Be sure to include the quotes. If you need a different configuration you can use OpenSPF’s wizard to generate the record for you. I was able to confirm that my SPF record was working by noting the following header in an email sent from my server:
Received-SPF: pass (google.com: domain of firstname.lastname@example.org designates xxx.xxx.xxx.xxx as permitted sender) client-ip=xxx.xxx.xxx.xxx;
and the following in some spam which appeared to be from my domain:
Received-SPF: softfail (google.com: best guess record for domain of transitioning email@example.com does not designate yyy.yyy.yyy.yyy as permitted sender) client-ip=yyy.yyy.yyy.yyy;
I use Google Apps for email, and I imagine that if you use a different service which doesn’t care about SPF records, you will see no such confirmation. If anyone knows of a general method for checking SPF configuration could you please explain it in a comment?
6. Send All Messages From the Same Address
Google says you should do this, presumably so that you can be more accurately followed by address-based reputation tracking mechanisms.
7. Sign Email With DomainKeys or DKIM
I haven’t actually set up my MTA with DomainKeys or DKIM, but my guess is that they will be help when delivering messages to Yahoo! accounts.

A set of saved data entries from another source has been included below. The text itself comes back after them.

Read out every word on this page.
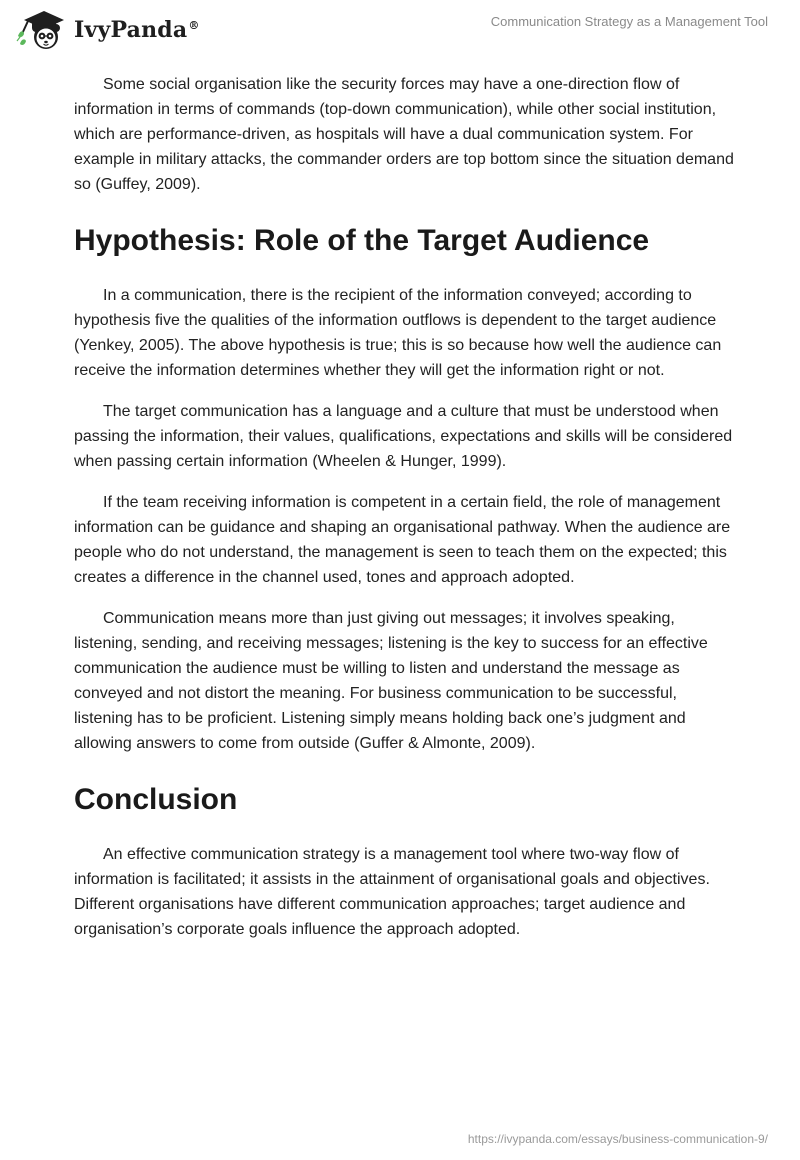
IvyPanda®	Communication Strategy as a Management Tool

Some social organisation like the security forces may have a one-direction flow of information in terms of commands (top-down communication), while other social institution, which are performance-driven, as hospitals will have a dual communication system. For example in military attacks, the commander orders are top bottom since the situation demand so (Guffey, 2009).

Hypothesis: Role of the Target Audience

In a communication, there is the recipient of the information conveyed; according to hypothesis five the qualities of the information outflows is dependent to the target audience (Yenkey, 2005). The above hypothesis is true; this is so because how well the audience can receive the information determines whether they will get the information right or not.

The target communication has a language and a culture that must be understood when passing the information, their values, qualifications, expectations and skills will be considered when passing certain information (Wheelen & Hunger, 1999).

If the team receiving information is competent in a certain field, the role of management information can be guidance and shaping an organisational pathway. When the audience are people who do not understand, the management is seen to teach them on the expected; this creates a difference in the channel used, tones and approach adopted.

Communication means more than just giving out messages; it involves speaking, listening, sending, and receiving messages; listening is the key to success for an effective communication the audience must be willing to listen and understand the message as conveyed and not distort the meaning. For business communication to be successful, listening has to be proficient. Listening simply means holding back one’s judgment and allowing answers to come from outside (Guffer & Almonte, 2009).

Conclusion

An effective communication strategy is a management tool where two-way flow of information is facilitated; it assists in the attainment of organisational goals and objectives. Different organisations have different communication approaches; target audience and organisation’s corporate goals influence the approach adopted.

https://ivypanda.com/essays/business-communication-9/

Basically, they provide cryptographic verification of an email’s origin. DomainKeys and DKIM are two different standards (you only need to implement one).
8. Use ‘Precedence: bulk’ for Bulk Emails?
This one is a little confusing. Google recommends using the Precedence header while RFC 2076 recommends against it. Ostensibly setting
Precedence: bulk lets recipient servers know that your email is not urgent and therefore helps the Internet operate more smoothly. You might think that this would identify your email as spam, but think about it: would a spammer really mark their messages as bulk email?
Use or not, as you see fit.
Sending email from a web server can be daunting, and repeated failure can be discouraging. I hope the above tips are helpful to you. You can check your status as a sender on Cisco’s SenderBase and try to move from Poor to Good. You can go from Poor to Neutral in just a few days, so don’t despair.